The disease is limited to Southeast Asia and India.

Clinical signs

Dogs infected with Brugia malayi and Brugia pahangi are a rare occurrence and mostly remain asymptomatic. There have been limited reports of infected dogs developing lymphadenopathy and lymphedema. Studies have shown that genetically inherited traits determine the clinical outcome of infection in dogs.

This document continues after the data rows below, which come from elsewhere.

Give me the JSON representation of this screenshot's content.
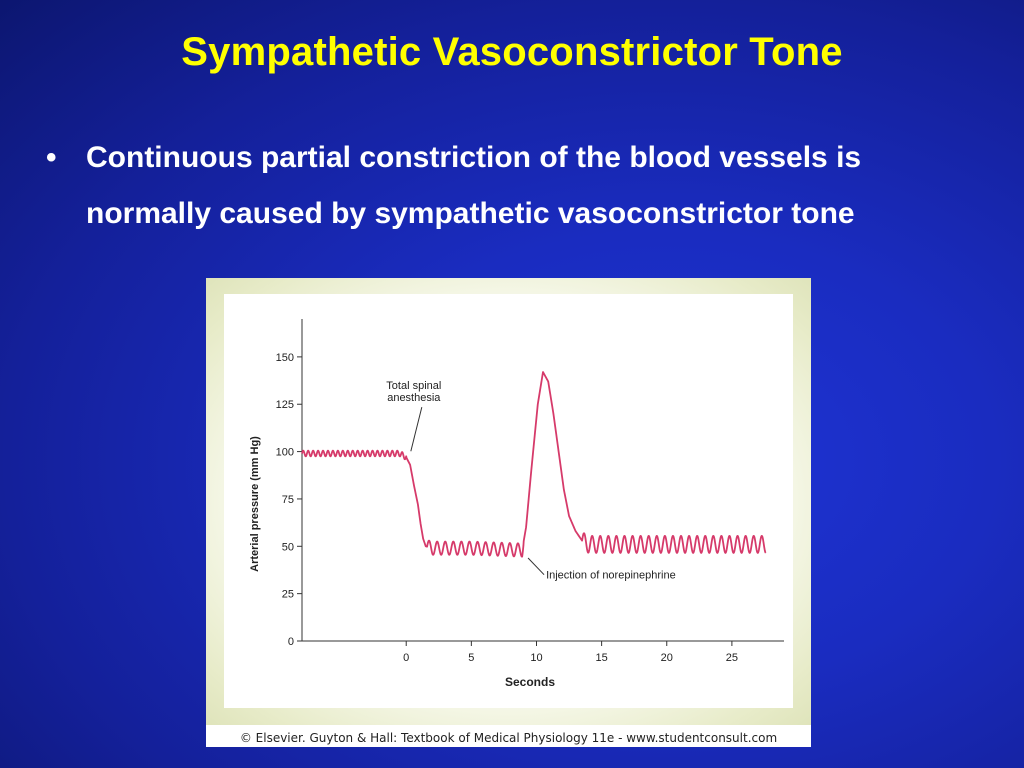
{
  "slide": {
    "title": "Sympathetic Vasoconstrictor Tone",
    "bullet_symbol": "•",
    "bullet_text": "Continuous partial constriction of the blood vessels is normally caused by sympathetic vasoconstrictor tone"
  },
  "figure": {
    "credit": "© Elsevier. Guyton & Hall: Textbook of Medical Physiology 11e - www.studentconsult.com"
  },
  "colors": {
    "title": "#ffff00",
    "bullet": "#ffffff",
    "trace": "#d63a6a",
    "axis": "#333333"
  },
  "chart_data": {
    "type": "line",
    "xlabel": "Seconds",
    "ylabel": "Arterial pressure (mm Hg)",
    "xlim": [
      -8,
      29
    ],
    "ylim": [
      0,
      170
    ],
    "xticks": [
      0,
      5,
      10,
      15,
      20,
      25
    ],
    "yticks": [
      0,
      25,
      50,
      75,
      100,
      125,
      150
    ],
    "grid": false,
    "annotations": [
      {
        "text": "Total spinal\nanesthesia",
        "at_x": 0.2,
        "at_y": 97
      },
      {
        "text": "Injection of norepinephrine",
        "at_x": 9.2,
        "at_y": 47
      }
    ],
    "series": [
      {
        "points": [
          [
            -8,
            99
          ],
          [
            -0.5,
            99
          ],
          [
            0,
            97
          ],
          [
            0.3,
            93
          ],
          [
            0.6,
            82
          ],
          [
            0.9,
            72
          ],
          [
            1.1,
            62
          ],
          [
            1.3,
            54
          ],
          [
            1.5,
            50
          ],
          [
            2,
            49
          ],
          [
            5,
            49
          ],
          [
            8.9,
            48
          ],
          [
            9.2,
            60
          ],
          [
            9.6,
            90
          ],
          [
            10.1,
            125
          ],
          [
            10.5,
            142
          ],
          [
            10.9,
            137
          ],
          [
            11.3,
            120
          ],
          [
            11.7,
            100
          ],
          [
            12.1,
            80
          ],
          [
            12.5,
            66
          ],
          [
            13,
            58
          ],
          [
            13.5,
            53
          ],
          [
            14,
            51
          ],
          [
            16,
            51
          ],
          [
            20,
            51
          ],
          [
            25,
            51
          ],
          [
            27.6,
            51
          ]
        ],
        "oscillation": [
          {
            "from_x": -8,
            "to_x": 0,
            "amplitude": 1.5,
            "period": 0.38
          },
          {
            "from_x": 1.6,
            "to_x": 9,
            "amplitude": 3.5,
            "period": 0.62
          },
          {
            "from_x": 13.5,
            "to_x": 27.6,
            "amplitude": 4.5,
            "period": 0.62
          }
        ]
      }
    ]
  }
}
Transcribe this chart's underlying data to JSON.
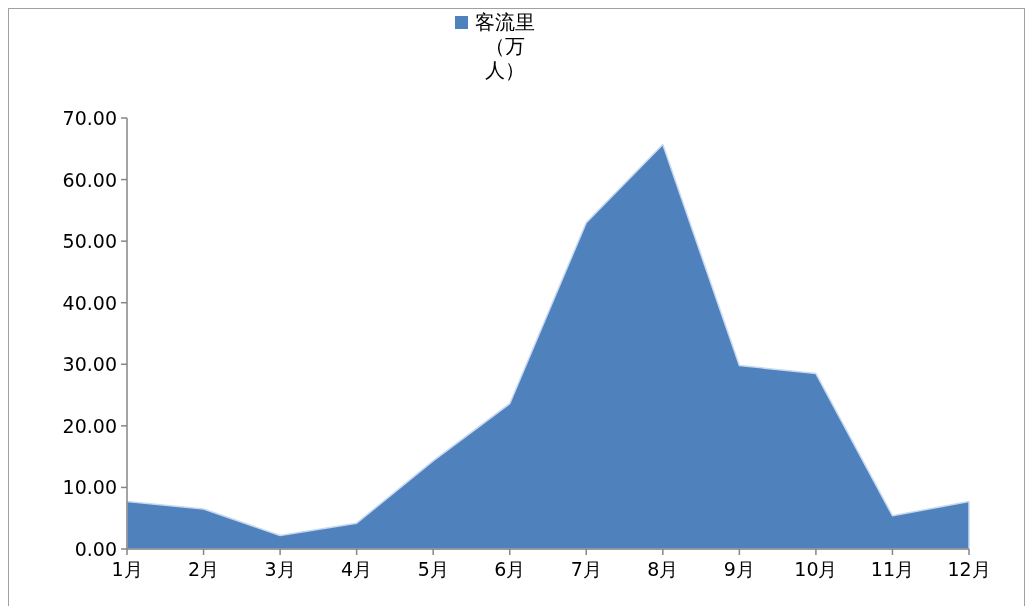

The diagnosis of Brugia malayi / pahangi can be made upon detection of the microfilariae in wet blood mounts and thin blood smears via light microscopy. Serological assays such as ELISA can also be used to confirm a diagnosis through the detection of antibodies or antigen. PCR with sequencing are useful for detection of low parasitemias and for species determination.


Brugia infection in dogs can be treated with moxidectin, selamectin, doramectin and ivermectin.


Minimizing dog contact with vectors by using topical repellants and insecticides such as collars and spot-on formulations (e.g. permethrin, flumethrin, deltamethrin).

Public health considerations

Brugia malayi and Brugia pahangi are both zoonotic and there have been several reports in humans in endemic areas.